State-Level Action to Improve Discharge Coordination
In 2020, the State of Massachusetts initiated an effort to better coordinate hospital discharge planning for individuals with complex needs. MassHealth, the state’s Medicaid agency, is working both with the Massachusetts Department of Housing and Community Development and with the state’s Interagency Council on Housing and Homelessness to align expectations for hospitals and emergency shelters and reduce the number of people discharged from psychiatric or acute inpatient units directly to homeless shelters. The initiative is an outgrowth of the Massachusetts Olmstead Plan, which included a specific strategy to support homelessness prevention and improve discharge planning efforts across populations.
To better inform the decisions and interactions that could lead to inappropriate discharges, the state offers an online toolkit, Helping Patients who are Homeless or Housing Unstable, with guidance documents and technical assistance products such as these:
- A Letter to Individual Emergency Shelter Providers outlining the state’s expectations and requirements with regards to communicating and collaborating with provider hospital discharge staff.

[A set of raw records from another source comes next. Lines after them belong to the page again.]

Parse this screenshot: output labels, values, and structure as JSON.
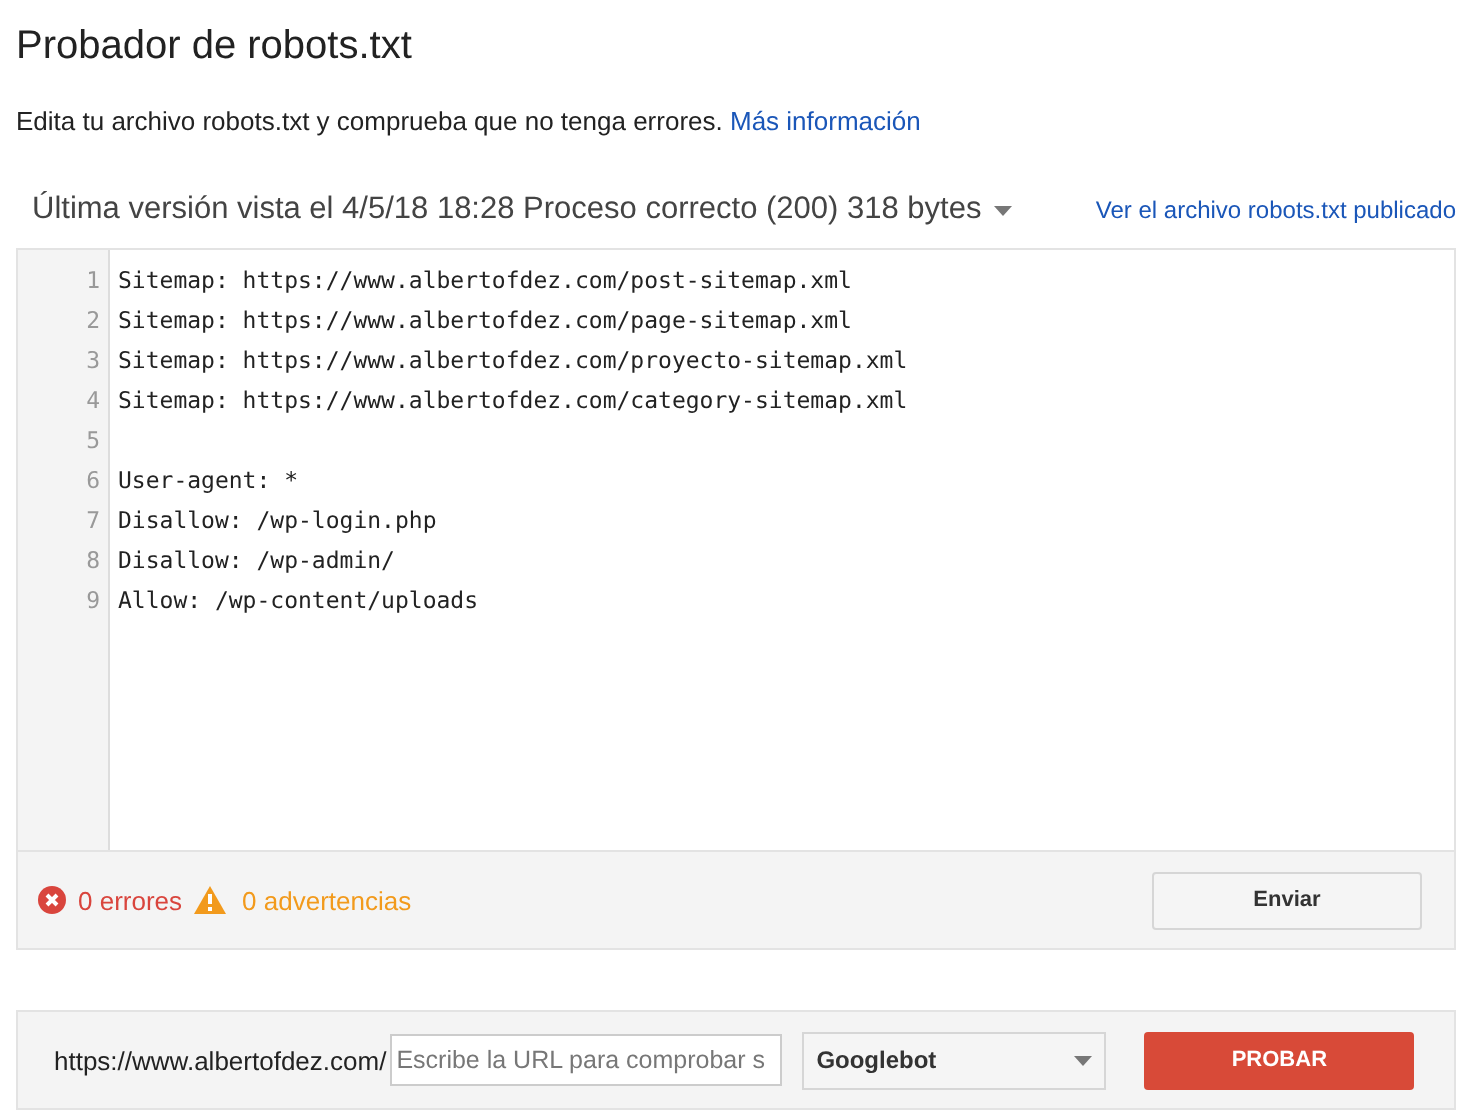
{
  "title": "Probador de robots.txt",
  "description": {
    "text": "Edita tu archivo robots.txt y comprueba que no tenga errores.",
    "link": "Más información"
  },
  "version": {
    "label": "Última versión vista el 4/5/18 18:28 Proceso correcto (200) 318 bytes",
    "link": "Ver el archivo robots.txt publicado"
  },
  "editor": {
    "lines": [
      {
        "number": "1",
        "text": "Sitemap: https://www.albertofdez.com/post-sitemap.xml"
      },
      {
        "number": "2",
        "text": "Sitemap: https://www.albertofdez.com/page-sitemap.xml"
      },
      {
        "number": "3",
        "text": "Sitemap: https://www.albertofdez.com/proyecto-sitemap.xml"
      },
      {
        "number": "4",
        "text": "Sitemap: https://www.albertofdez.com/category-sitemap.xml"
      },
      {
        "number": "5"
      },
      {
        "number": "6",
        "text": "User-agent: *"
      },
      {
        "number": "7",
        "text": "Disallow: /wp-login.php"
      },
      {
        "number": "8",
        "text": "Disallow: /wp-admin/"
      },
      {
        "number": "9",
        "text": "Allow: /wp-content/uploads"
      }
    ]
  },
  "status": {
    "errors": "0 errores",
    "warnings": "0 advertencias",
    "submit": "Enviar"
  },
  "test": {
    "prefix": "https://www.albertofdez.com/",
    "placeholder": "Escribe la URL para comprobar s",
    "agent": "Googlebot",
    "button": "PROBAR"
  }
}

- New bulletins outlining MassHealth’s expectations and requirements for Acute Inpatient Hospitals, Psychiatric Inpatient Hospitals, and Managed Care Entities with regards to helping homeless and housing-unstable patients, including a requirement to begin discharge planning that starts at admission and includes communicating with local housing agencies and shelters.
- A reporting form for shelters to complete when an individual may have been inappropriately discharged from a hospital to a shelter. These forms are submitted to the state housing agency, which reviews the forms and tracks patterns.

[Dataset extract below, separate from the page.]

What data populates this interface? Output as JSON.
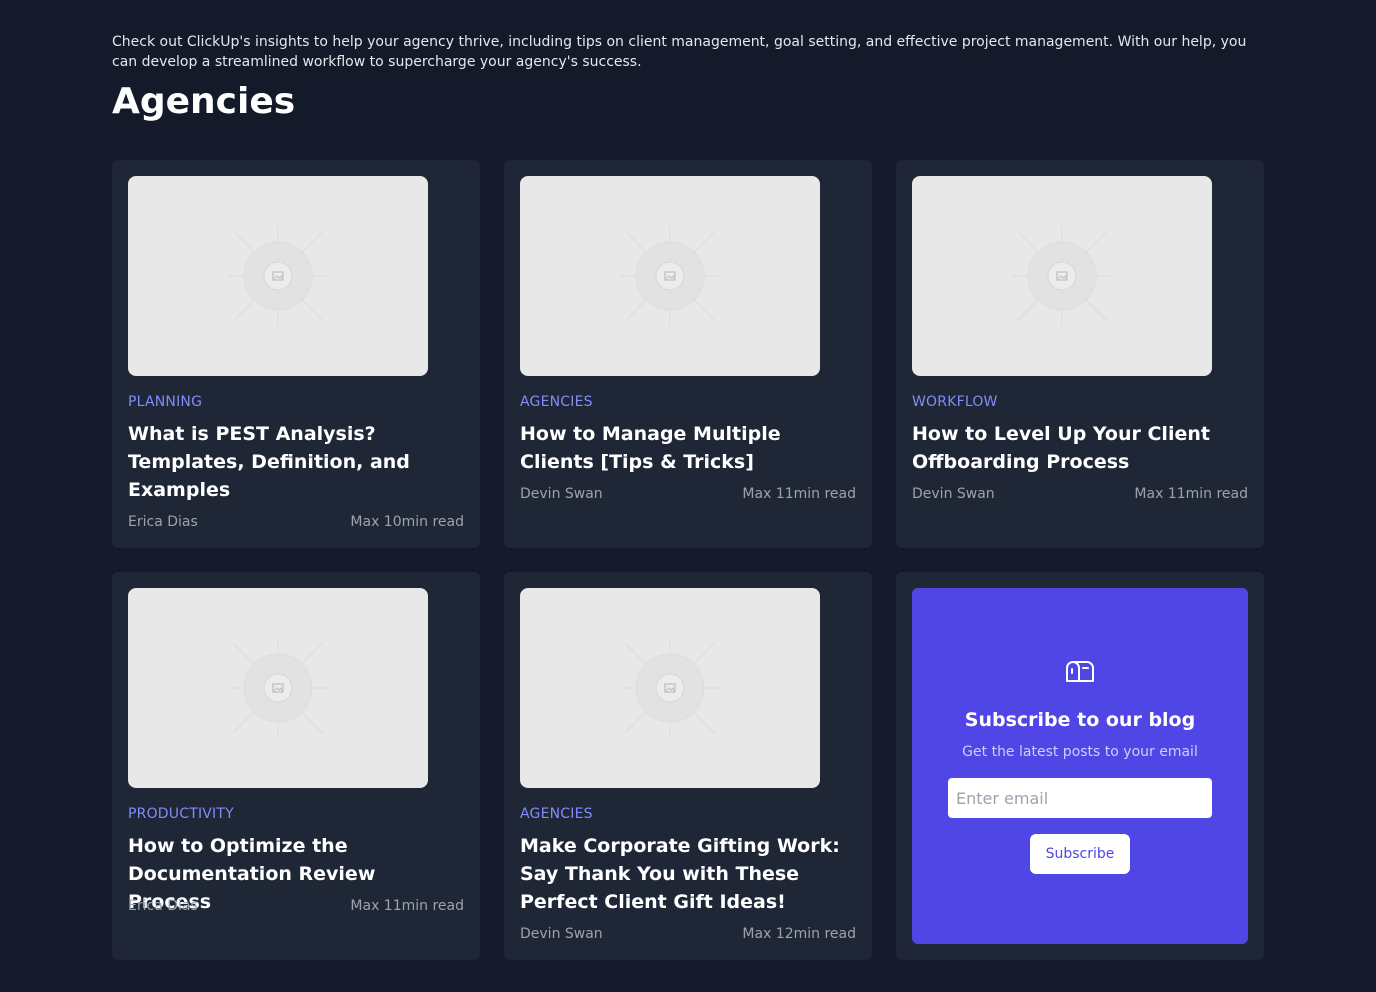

- A Homeless Support Line (scroll down to find Support Line info) for hospitals to call when they have exhausted all potential placement options. Support Line staff aid with troubleshooting benefits issues, connecting with resources not known to the facility, and coordinating with state government partners to address the needs of the patient being discharged.
TAC supported this comprehensive effort with the development of an Online Housing Tool for Hospital Discharge Staff. This interactive tool can help guide hospital discharge staff who are working with an unstably housed or homeless individual by providing specific action steps tailored to the individual’s unique situation. More broadly, a resource like the Housing Tool may help address the challenge of staff turnover and lack of discharge and housing training in many hospital environments. TAC also developed a “Finding Alternatives to Shelter” discussion guide for hospital discharge staff which provides examples of specific prompts and questions to help facilitate an in-depth iterative conversation about possible housing options.
TAC is currently developing web-based training modules to help hospital staff build their knowledge of resources and housing problem-solving practices, allowing them to more effectively help patients resolve their housing crises and avoid continued homelessness.
Like many issues TAC works to resolve, inappropriate discharges are a result of systemic issues, including a lack of affordable housing; pressure by health care payers to discharge a person who no longer requires hospital-level care; poor coordination between hospital discharge planners, community-based providers, and the homeless response system; and lack of access to flexible resources than can support a person’s transition. As advocates continue to press for resources to meet the community-based housing and support needs of individuals with complex conditions, the Massachusetts initiative is an example of a strategy that can be taken now to reduce inappropriate discharges to shelter.